Ábrego García, who had protected legal status that should have prevented his deportation, was sent to El Salvador on a plane carrying alleged immigrant gang members. He is currently held in the country’s Terrorism Confinement Center (Cecot), a facility that has drawn praise from Republican lawmakers but criticism from human rights advocates.
The Trump administration admitted in court filings that “an administrative error” led to Ábrego García’s deportation to El Salvador – despite a 2019 immigration judge’s order protecting him – but the same officials say they will not return him to his American wife and disabled child in Maryland.
The White House press secretary, Karoline Leavitt, has defended the deportation, claiming Ábrego García was involved in human trafficking and terrorism, and said that if he were to return to the US, “he would immediately be deported again”.

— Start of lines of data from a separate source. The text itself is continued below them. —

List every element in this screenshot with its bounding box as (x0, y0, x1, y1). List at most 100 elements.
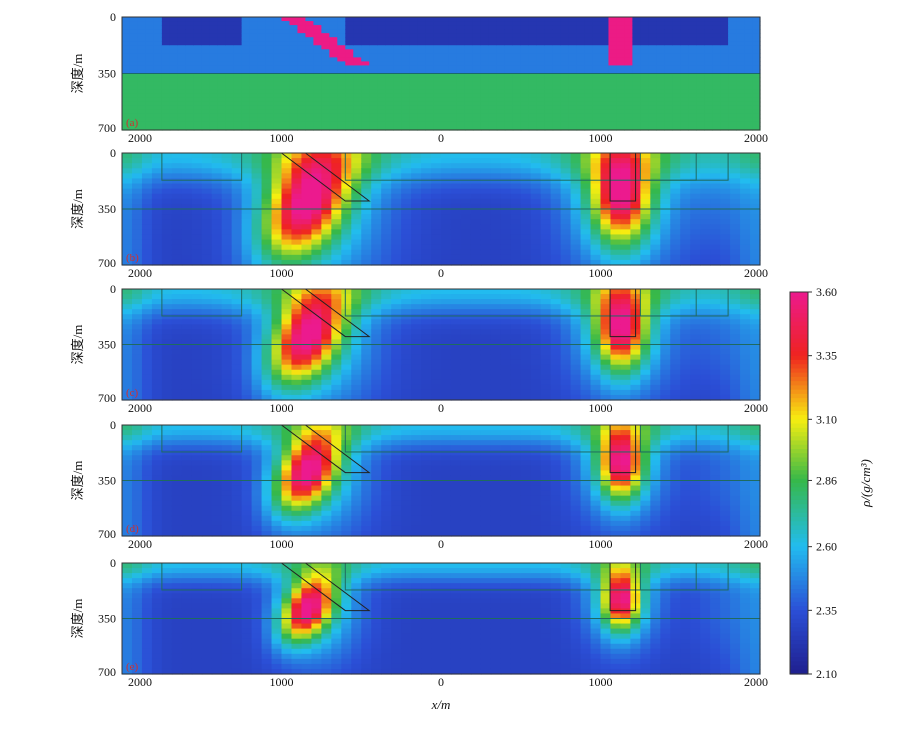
cell (490, 354, 502, 361)
cell (464, 57, 474, 62)
cell (345, 121, 354, 127)
cell (161, 193, 173, 200)
cell (480, 394, 492, 401)
cell (580, 254, 592, 261)
cell (540, 153, 552, 159)
cell (680, 324, 691, 330)
cell (371, 309, 382, 315)
cell (225, 121, 235, 127)
cell (584, 45, 594, 50)
cell (568, 105, 578, 111)
cell (331, 259, 342, 266)
cell (464, 45, 474, 50)
cell (153, 109, 163, 115)
cell (201, 314, 213, 320)
cell (122, 121, 131, 127)
cell (233, 77, 243, 83)
cell (700, 219, 711, 225)
cell (712, 25, 721, 30)
cell (470, 239, 482, 246)
cell (456, 101, 466, 107)
cell (600, 109, 610, 115)
cell (137, 73, 147, 79)
cell (353, 89, 362, 95)
cell (720, 117, 729, 123)
cell (131, 394, 143, 401)
cell (488, 109, 498, 115)
cell (712, 49, 721, 54)
cell (570, 384, 582, 391)
cell (129, 117, 139, 123)
cell (730, 239, 741, 246)
cell (137, 45, 147, 50)
cell (490, 193, 502, 200)
cell (464, 81, 474, 87)
cell (201, 81, 211, 87)
cell (744, 21, 753, 26)
cell (231, 229, 243, 236)
cell (251, 219, 263, 225)
cell (590, 304, 602, 310)
cell (377, 105, 386, 111)
cell (393, 21, 402, 26)
cell (337, 17, 346, 22)
cell (201, 214, 213, 220)
cell (151, 168, 163, 174)
cell (710, 249, 721, 256)
cell (550, 334, 562, 341)
cell (301, 203, 313, 210)
cell (441, 334, 452, 341)
cell (580, 334, 592, 341)
cell (393, 41, 402, 46)
cell (616, 65, 626, 71)
cell (271, 219, 283, 225)
cell (231, 299, 243, 305)
cell (550, 158, 562, 164)
cell (664, 33, 673, 38)
cell (431, 379, 442, 386)
cell (393, 97, 402, 103)
cell (690, 259, 701, 266)
cell (580, 394, 592, 401)
cell (377, 109, 386, 115)
cell (610, 369, 622, 376)
cell (201, 168, 213, 174)
cell (550, 183, 562, 190)
cell (351, 329, 362, 336)
cell (233, 45, 243, 50)
cell (690, 359, 701, 366)
cell (321, 113, 330, 119)
cell (690, 324, 701, 330)
cell (225, 81, 235, 87)
cell (261, 168, 273, 174)
cell (620, 379, 632, 386)
cell (249, 113, 259, 119)
cell (560, 349, 572, 356)
cell (331, 349, 342, 356)
cell (425, 73, 434, 79)
cell (251, 229, 263, 236)
cell (161, 81, 171, 87)
cell (650, 234, 661, 241)
cell (520, 109, 530, 115)
cell (177, 37, 187, 42)
cell (161, 203, 173, 210)
cell (610, 178, 622, 185)
cell (464, 65, 474, 71)
cell (500, 364, 512, 371)
cell (540, 294, 552, 300)
cell (351, 224, 362, 230)
cell (131, 214, 143, 220)
cell (656, 65, 665, 71)
cell (201, 113, 211, 119)
cell (171, 209, 183, 215)
cell (640, 249, 651, 256)
cell (265, 125, 275, 131)
cell (624, 45, 633, 50)
cell (624, 37, 633, 42)
cell (191, 198, 203, 205)
cell (656, 125, 665, 131)
cell (550, 374, 562, 381)
cell (710, 359, 721, 366)
cell (704, 105, 713, 111)
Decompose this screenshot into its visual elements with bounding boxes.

But the controversy has even drawn criticism from some Republicans, with Senator John Kennedy of Louisiana acknowledging on NBC’s Meet the Press that “the administration won’t admit it. But this was a screw-up.”
As minority party members in both chambers of Congress, Democrats have limited leverage over the administration but are still determined on maintaining public pressure. Ansari indicated that more Democratic lawmakers plan to visit El Salvador in the coming weeks, saying: “This is about the future of our democracy and the future of due process as American citizens.”
Ábrego GarcÍa’s wife, Jennifer Vasquez Sura, said in a statement Monday that the lawmakers’ visit “sends a powerful message”.
“We’re deeply grateful to the members of Congress and advocates for justice now on the ground in El Salvador, building on the leadership of Senator Van Hollen,” she said in the statement, according to NBC News.